Henry looked at the unhappy man, and dimly recognised in him a gentleman whom he had sometimes met when he was walking with his mother; but surely it could not be the same!
Yes, the same gentleman, for his mother spoke to him by name; and Henry remembered the name; and it was the name of the lady, too, who now lay pale and dead in the room above. The man groaned deeply when Henry's mother spoke, and tears fell fast down his cheeks; but he answered not a word.
Oh, how glad the child was to escape from that wretched dwelling!
They passed, on their way homeward, a house in the street, in front of which was suspended a large sign-board, gaily painted. Henry looked up at the sign, and his mother looked up too, and sighed deeply. It was the sign of the Eight Bells.
There were sounds of laughter and music within, as they hurried by its open door, and Henry wondered what his mother had meant last evening when she said, "If it had not been for the Eight Bells, this might never have happened!" What had the Eight Bells to do with the poor lady's fearful death?
That evening Henry's father called him to his side, and pointing to a passage in the Bible which lay open before him, he said, "Read, my son."
And Henry read, "'Look not thou upon the wine when it is red, when it giveth his colour in the cup, when it moveth itself aright. At the last it biteth like a serpent, and stingeth like an adder.'"
Henry's father then guided his son's eye to another passage on the same page, and the boy read, "'Hear thou, my son, and be wise, and guide thine heart in the way. Be not among winebibbers; among riotous eaters of flesh: for the drunkard and the glutton shall come to poverty:—'"
Henry's father then turned over the pages of the Bible till he came to a part of the New Testament; and once more, he pointed to a verse.
And Henry went on reading, "'Nor thieves, nor covetous, nor drunkards, . . . shall inherit the kingdom of God.'"
The father took the child on his knee, and said, "The man whom you saw to-day in that sorrowful house is a drunkard. By this he has brought himself to poverty and shame, and the poor unhappy mother to death; and except God should bring him to repentance, he cannot, when he dies, inherit the kingdom of God; for God's Word says so. There is no room for drunkards in heaven. Let us pray that God will forgive that unhappy man; and that you, my dear boy, may always be kept, by God's grace, from being a drunkard."

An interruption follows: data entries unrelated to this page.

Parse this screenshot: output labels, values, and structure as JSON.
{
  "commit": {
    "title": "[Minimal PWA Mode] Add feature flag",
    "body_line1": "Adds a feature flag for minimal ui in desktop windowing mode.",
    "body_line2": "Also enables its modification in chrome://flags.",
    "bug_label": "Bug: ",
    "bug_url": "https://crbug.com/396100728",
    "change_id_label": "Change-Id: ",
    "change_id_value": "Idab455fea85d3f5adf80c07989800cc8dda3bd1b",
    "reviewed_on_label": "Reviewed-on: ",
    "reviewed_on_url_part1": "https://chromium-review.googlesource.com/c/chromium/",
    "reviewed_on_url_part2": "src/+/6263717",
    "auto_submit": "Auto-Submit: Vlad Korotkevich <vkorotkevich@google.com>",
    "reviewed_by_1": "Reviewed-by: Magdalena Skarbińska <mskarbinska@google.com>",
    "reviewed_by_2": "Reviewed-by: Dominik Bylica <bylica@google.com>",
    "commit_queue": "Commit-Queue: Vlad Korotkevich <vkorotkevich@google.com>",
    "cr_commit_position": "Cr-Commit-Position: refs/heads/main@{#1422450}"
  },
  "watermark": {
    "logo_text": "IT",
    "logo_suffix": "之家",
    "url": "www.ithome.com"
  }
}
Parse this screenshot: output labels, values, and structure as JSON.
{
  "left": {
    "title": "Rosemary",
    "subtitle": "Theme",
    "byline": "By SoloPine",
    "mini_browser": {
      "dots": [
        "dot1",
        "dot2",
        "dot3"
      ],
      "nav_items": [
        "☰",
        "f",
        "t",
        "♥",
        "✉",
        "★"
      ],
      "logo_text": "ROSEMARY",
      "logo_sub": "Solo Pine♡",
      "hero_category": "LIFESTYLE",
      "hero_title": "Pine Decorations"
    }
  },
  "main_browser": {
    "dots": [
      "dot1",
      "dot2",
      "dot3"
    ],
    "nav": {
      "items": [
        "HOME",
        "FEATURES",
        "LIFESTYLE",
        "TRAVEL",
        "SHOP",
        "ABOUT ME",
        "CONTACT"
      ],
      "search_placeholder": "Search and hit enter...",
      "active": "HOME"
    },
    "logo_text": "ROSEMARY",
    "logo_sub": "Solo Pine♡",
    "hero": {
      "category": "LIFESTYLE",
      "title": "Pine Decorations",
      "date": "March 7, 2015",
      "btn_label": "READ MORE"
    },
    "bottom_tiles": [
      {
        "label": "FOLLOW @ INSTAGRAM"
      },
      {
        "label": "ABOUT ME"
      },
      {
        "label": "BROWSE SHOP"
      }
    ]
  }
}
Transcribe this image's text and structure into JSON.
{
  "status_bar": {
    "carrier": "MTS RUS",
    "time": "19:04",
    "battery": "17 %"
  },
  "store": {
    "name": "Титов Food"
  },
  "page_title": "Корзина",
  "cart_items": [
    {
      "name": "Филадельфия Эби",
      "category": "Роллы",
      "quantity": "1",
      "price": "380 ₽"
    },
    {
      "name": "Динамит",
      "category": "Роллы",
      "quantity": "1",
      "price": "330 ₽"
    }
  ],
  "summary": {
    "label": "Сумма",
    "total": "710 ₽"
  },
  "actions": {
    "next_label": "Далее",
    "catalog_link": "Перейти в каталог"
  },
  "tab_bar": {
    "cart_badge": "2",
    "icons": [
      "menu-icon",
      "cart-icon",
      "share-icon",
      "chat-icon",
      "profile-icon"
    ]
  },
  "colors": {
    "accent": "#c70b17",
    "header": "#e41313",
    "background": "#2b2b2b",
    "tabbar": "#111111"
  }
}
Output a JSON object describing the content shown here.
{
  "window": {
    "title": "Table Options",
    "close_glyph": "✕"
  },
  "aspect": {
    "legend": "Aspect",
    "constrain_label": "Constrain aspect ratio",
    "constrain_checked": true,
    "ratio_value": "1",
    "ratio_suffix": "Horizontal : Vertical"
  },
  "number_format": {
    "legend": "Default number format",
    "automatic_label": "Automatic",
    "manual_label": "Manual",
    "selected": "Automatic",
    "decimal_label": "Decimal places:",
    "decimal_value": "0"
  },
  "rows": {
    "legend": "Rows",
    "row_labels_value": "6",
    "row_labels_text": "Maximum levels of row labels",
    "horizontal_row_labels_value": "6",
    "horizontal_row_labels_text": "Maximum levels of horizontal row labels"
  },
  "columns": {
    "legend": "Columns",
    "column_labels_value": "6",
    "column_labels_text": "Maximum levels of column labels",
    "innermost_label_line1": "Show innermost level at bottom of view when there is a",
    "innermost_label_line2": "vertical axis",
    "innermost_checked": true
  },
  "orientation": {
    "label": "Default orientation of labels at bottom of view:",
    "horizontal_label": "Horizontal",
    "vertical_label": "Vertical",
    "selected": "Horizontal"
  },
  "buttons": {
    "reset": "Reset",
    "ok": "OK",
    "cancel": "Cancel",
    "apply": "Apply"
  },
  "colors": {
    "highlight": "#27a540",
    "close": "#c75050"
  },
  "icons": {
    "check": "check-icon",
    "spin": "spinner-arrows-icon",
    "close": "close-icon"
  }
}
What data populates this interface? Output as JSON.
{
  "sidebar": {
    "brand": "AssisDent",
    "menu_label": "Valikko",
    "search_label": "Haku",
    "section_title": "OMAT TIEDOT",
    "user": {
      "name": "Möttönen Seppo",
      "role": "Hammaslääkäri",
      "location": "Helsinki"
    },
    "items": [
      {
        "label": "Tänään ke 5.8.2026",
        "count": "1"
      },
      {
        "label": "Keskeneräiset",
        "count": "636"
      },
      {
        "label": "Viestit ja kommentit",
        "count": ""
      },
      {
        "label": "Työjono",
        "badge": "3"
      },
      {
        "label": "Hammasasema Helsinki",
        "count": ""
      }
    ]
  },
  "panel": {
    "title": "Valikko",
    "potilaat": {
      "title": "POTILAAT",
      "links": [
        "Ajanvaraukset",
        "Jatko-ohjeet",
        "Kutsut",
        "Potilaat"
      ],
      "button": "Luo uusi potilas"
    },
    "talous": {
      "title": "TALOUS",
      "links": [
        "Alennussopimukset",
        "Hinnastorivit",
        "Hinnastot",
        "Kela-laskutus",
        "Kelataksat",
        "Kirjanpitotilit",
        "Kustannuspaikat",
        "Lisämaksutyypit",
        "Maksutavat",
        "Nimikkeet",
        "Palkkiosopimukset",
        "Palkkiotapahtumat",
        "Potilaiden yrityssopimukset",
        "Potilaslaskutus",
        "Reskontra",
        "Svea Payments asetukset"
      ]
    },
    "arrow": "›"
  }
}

Henry heard in after years the history of that miserable man; how he had sunk from a favourable position in society by becoming a sot; had become a daily visitor at the Eight Bells, first at evening, and then in broad daylight also; had forfeited a lucrative situation; had sold his furniture and his garments, and, at length, even his wife's and children's, to satisfy his appetites, till, driven to insanity by ill-usage and destitution and despair, the poor lady had committed self-destruction.
This was the first voice of the Eight Bells; and Henry never forgot its awful warning tone.
———————
A few years passed away, and the boy heard a second voice, which seemed an echo of that which he had heard as a child.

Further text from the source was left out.